Start with the algebraic expression as it is inside of the other two functions. So, we are going to solve it first let take it as A i.e.
$\Rightarrow A = {x^4} - 2{x^2} + 3$
Solve this by writing 3 as addition of 2 and 1, it is done so to write the expression in proper square form. By doing so we get,
$\Rightarrow A = {x^4} - 2{x^2} + 1 + 2$
From the formula ${(a - b)^2} = {a^2} + {b^2} - 2ab$, we can write ${x^4} - 2{x^2} + 1$ as a whole square of ${x^2} - 1$. Hence, we get,
$\Rightarrow A = {({x^2} - 1)^2} + 2$
Here we can see the minimum value of ${x^2} - 1$ is 0. As for any value of x the square will always be positive. So, the range of the equation will be greater than or equal to 2. i.e.
$\Rightarrow {({x^2} - 1)^2} + 2 \geqslant 2$
After this we are going to solve the logarithmic part of the function as it is inside the inverse cotangent function. Let take it as B i.e.
$\Rightarrow B = {\log _{0.5}}({x^4} - 2{x^2} + 3)$
Here, we writing 0.5 in the logarithmic as -2 we get,
$\Rightarrow B = {\log _{ - 2}}({x^4} - 2{x^2} + 3)$
By taking negative sign of 2 outside the logarithmic we get,
$\Rightarrow B = - {\log _2}({x^4} - 2{x^2} + 3)$
The range of the algebraic expression in the bracket is greater than 2 so if we put the minimum value of ${x^4} - 2{x^2} + 3$i.e. 2 then ${\log _2}2$is , after that if we put the value of ${x^4} - 2{x^2} + 1$ as 4 then ${\log _2}4$is 4 and so on. So, ${\log _2}({x^4} - 2{x^2} + 3)$ is greater than or equal to 1 but if we take its negative then we get,
$\Rightarrow - {\log _2}({x^4} - 2{x^2} + 3) \leqslant - 1$
$\Rightarrow B \leqslant - 1$
Finally, we are going to solve the inverse cotangent part and it will give the solution for the question i.e. range of $f(x)$.
$\Rightarrow f(x) = {\cot ^{ - 1}}{\log _{0.5}}({x^4} - 2{x^2} + 3)$
As we have taken ${\log _{0.5}}({x^4} - 2{x^2} + 3)$as B. So, above equation can be written as
$\Rightarrow f(x) = {\cot ^{ - 1}}B$
As the range of inverse of cot is $\left[ {0,\pi } \right]$ and if we put the maximum value of B then ${\cot ^{ - 1}}B$i.e. ${\cot ^{ - 1}}( - 1)$is $\dfrac{{3\pi }}{4}$. The minimum value of B is $- \infty$then ${\cot ^{ - 1}}( - \infty )$is 0. Hence, the range of ${\cot ^{ - 1}}B$ will be $\left( {0,\dfrac{{3\pi }}{4}} \right]$. Therefore,
$\Rightarrow {\cot ^{ - 1}}{\log _{0.5}}({x^4} - 2{x^2} + 3) \in \left( {0,\dfrac{{3\pi }}{4}} \right]$
$\Rightarrow f(x) \in \left( {0,\dfrac{{3\pi }}{4}} \right]$
Hence, option b is the correct answer.

Note: To solve this question students can also use another method but this is the easiest method amongst all.
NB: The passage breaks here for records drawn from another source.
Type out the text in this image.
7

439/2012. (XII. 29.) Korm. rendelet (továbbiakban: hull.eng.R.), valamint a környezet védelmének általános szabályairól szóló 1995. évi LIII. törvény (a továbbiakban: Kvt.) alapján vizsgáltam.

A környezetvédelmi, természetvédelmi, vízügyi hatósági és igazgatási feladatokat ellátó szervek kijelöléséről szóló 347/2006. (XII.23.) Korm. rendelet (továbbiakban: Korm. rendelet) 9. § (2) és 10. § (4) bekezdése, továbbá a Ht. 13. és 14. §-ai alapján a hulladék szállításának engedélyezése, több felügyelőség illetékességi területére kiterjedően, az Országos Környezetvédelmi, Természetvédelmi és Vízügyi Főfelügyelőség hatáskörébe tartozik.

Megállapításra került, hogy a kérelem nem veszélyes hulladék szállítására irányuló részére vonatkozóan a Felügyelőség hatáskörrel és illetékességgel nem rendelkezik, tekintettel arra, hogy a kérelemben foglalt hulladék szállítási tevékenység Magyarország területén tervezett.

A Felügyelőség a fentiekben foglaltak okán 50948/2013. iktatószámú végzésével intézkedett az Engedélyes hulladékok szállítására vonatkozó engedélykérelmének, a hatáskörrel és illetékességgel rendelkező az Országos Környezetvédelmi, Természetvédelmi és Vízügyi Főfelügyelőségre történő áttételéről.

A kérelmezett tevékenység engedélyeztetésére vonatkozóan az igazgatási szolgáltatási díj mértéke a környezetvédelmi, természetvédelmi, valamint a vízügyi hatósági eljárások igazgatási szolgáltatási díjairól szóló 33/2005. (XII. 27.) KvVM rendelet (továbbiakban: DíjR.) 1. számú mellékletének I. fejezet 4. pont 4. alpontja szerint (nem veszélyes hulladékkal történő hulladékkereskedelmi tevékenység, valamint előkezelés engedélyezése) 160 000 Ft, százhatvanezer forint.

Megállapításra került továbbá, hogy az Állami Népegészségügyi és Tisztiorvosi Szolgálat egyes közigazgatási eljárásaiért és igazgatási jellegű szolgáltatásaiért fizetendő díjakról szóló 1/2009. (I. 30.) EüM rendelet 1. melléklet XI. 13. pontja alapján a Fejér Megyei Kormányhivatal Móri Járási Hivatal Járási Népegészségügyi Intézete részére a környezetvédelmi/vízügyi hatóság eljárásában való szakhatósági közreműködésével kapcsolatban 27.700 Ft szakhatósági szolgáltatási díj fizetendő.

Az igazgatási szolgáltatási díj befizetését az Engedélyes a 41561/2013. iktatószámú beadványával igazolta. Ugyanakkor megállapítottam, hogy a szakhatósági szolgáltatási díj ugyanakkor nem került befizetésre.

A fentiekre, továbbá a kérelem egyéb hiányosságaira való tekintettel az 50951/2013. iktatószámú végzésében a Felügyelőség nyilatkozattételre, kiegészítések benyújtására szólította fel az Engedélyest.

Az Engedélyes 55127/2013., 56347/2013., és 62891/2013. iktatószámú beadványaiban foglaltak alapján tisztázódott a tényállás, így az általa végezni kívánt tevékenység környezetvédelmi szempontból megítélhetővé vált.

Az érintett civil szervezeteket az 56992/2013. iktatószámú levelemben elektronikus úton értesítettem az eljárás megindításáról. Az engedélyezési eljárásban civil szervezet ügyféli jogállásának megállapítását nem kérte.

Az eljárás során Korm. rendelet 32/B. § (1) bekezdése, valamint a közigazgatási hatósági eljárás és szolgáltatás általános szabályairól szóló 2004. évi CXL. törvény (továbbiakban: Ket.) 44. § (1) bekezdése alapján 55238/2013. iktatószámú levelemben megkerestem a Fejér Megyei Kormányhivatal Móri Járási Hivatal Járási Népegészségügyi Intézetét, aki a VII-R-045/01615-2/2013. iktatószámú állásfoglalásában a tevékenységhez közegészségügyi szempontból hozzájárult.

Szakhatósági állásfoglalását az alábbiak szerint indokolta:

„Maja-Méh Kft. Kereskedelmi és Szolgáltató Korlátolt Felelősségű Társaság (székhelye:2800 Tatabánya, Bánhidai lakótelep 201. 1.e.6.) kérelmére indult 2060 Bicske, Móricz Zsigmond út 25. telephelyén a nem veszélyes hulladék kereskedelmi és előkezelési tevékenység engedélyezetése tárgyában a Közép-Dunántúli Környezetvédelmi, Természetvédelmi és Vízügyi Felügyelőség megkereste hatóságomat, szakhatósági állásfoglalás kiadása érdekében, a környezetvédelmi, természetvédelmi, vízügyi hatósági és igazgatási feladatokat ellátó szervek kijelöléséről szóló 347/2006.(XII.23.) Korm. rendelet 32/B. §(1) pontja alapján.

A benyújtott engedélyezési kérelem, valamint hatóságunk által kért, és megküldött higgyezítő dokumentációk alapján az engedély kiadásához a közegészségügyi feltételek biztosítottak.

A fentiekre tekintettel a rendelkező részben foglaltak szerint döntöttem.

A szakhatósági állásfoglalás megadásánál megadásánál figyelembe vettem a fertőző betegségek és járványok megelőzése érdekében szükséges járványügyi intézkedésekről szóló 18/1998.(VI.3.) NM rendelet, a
Students can get confused by multiple functions but if you do it step by step and consider all the conditions of the function then chances of mistakes may be reduced.
In the algebraic part if we directly place the different values of x then it will be difficult to find range that’s why we convert it into square form.
It is noted that the range depends on the input of the function i.e. ranges if the domain of the function changes. Domain is the possible values of x in which function can be defined and range is the possible outcomes of a function.